The stem cell heeded the call. It divided, differentiated, and extruded its nucleus, transforming into a biconcave disc of pure hemoglobin. Thus was born Erythrocyte E-1173, a cell with no organelles, no ambitions, and only one purpose: to carry oxygen.
In the beginning, there was a void. Not an empty one, but a bustling, hypoxic darkness deep within the spongy red marrow of a human femur. Here, in the hematopoietic niche, a humble hematopoietic stem cell received a signal: a whisper of the cytokine erythropoietin, released by the kidneys because the blood’s oxygen levels had dipped slightly below a set point. fundamentals of medical physiology
And so, the story of medical physiology is not about one cell, but about the relentless, integrated, and beautiful logic of systems working in concert. It is the story of how the body, every second of every day, reads its internal environment and makes it right. The stem cell heeded the call
E-1173 was now free in the interstitial space. This was a . Immediately, local smooth muscles in the vessel wall constricted ( vasospasm ).

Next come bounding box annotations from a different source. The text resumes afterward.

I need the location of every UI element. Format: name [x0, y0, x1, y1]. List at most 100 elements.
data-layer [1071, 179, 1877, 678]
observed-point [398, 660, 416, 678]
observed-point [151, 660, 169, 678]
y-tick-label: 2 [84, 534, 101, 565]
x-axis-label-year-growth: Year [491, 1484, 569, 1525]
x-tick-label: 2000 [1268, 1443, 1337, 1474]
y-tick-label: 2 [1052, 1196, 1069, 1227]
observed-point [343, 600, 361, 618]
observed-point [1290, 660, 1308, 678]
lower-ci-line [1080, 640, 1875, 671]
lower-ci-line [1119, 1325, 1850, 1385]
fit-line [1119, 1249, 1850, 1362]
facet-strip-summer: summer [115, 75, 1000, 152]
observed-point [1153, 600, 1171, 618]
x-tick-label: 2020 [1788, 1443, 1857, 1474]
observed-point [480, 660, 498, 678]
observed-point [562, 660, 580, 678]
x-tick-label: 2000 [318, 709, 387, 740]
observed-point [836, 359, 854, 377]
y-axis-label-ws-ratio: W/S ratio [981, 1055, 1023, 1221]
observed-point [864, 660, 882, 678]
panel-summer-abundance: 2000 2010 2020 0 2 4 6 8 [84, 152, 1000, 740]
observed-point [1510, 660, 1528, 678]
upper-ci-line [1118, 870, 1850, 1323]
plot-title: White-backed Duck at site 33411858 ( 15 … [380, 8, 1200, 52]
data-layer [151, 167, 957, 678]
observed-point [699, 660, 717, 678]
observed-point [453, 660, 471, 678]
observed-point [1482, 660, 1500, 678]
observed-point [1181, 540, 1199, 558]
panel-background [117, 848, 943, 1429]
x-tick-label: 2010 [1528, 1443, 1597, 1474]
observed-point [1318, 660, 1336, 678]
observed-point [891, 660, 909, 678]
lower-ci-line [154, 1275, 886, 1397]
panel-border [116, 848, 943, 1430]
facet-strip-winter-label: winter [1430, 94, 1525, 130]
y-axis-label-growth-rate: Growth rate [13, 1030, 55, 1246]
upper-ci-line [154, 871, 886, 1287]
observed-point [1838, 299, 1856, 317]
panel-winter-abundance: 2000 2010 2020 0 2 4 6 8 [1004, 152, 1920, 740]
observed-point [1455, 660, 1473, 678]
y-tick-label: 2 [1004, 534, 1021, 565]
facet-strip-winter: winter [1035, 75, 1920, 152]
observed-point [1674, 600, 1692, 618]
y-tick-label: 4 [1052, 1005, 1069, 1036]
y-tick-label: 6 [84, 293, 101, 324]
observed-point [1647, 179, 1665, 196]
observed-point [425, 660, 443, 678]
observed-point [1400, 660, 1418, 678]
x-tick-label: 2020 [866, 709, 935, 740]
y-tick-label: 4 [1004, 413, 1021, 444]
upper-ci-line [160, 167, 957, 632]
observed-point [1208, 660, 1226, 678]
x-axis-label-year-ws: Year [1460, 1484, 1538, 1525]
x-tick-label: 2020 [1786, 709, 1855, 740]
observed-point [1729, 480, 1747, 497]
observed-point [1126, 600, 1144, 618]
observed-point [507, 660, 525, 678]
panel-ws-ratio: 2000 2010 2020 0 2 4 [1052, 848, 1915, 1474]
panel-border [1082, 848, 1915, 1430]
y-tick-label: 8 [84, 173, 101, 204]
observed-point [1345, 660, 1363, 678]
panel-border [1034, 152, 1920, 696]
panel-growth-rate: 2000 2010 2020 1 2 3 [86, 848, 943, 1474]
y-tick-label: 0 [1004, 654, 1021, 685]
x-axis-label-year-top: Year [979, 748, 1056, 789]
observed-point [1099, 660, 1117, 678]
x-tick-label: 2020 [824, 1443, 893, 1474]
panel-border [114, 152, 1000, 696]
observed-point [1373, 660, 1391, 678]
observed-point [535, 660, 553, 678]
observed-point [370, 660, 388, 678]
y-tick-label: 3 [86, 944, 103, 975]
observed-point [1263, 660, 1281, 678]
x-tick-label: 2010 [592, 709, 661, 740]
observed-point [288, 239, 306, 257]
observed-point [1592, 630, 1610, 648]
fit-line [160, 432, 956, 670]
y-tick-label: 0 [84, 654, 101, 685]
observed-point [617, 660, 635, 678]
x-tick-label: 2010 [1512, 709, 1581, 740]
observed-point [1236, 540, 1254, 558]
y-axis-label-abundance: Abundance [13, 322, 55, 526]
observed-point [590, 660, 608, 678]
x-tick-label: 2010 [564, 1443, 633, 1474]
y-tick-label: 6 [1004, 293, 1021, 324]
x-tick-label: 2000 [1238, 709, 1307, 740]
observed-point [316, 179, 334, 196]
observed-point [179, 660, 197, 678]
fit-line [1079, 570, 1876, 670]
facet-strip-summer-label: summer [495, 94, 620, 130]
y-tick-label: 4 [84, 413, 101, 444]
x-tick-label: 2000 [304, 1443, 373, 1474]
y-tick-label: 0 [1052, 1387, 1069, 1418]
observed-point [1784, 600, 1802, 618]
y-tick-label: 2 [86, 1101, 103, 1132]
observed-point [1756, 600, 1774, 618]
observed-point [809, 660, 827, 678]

Circulating platelets, sensing exposed collagen, began to adhere, activate, and aggregate. They released ADP and thromboxane A₂, recruiting more platelets. A positive feedback loop had begun. Then, a cascade of inactive enzymes in the blood—the coagulation factors—catalyzed one another in a chain reaction, converting fibrinogen into sticky fibrin threads. Within minutes, a stable clot had formed, sealing the leak. In the beginning, there was a void
But a crisis loomed.
Finally, E-1173 arrived at its destination: a sleepy capillary bed in the gastrocnemius muscle of a jogging human. The environment here was hostile. The local pH was acidic from lactic acid. The temperature was high from muscular work. CO₂ partial pressure was elevated. All of these factors—the —were chemical insults screaming, “Unload your oxygen!”
The jogger felt nothing. A single cell had been lost, a thousand more had been born. The heart continued its electrical rhythm. The kidneys balanced pH. The lungs exchanged gases. The brain, unaware of the drama, sent a new signal down a motor neuron: Lift the foot.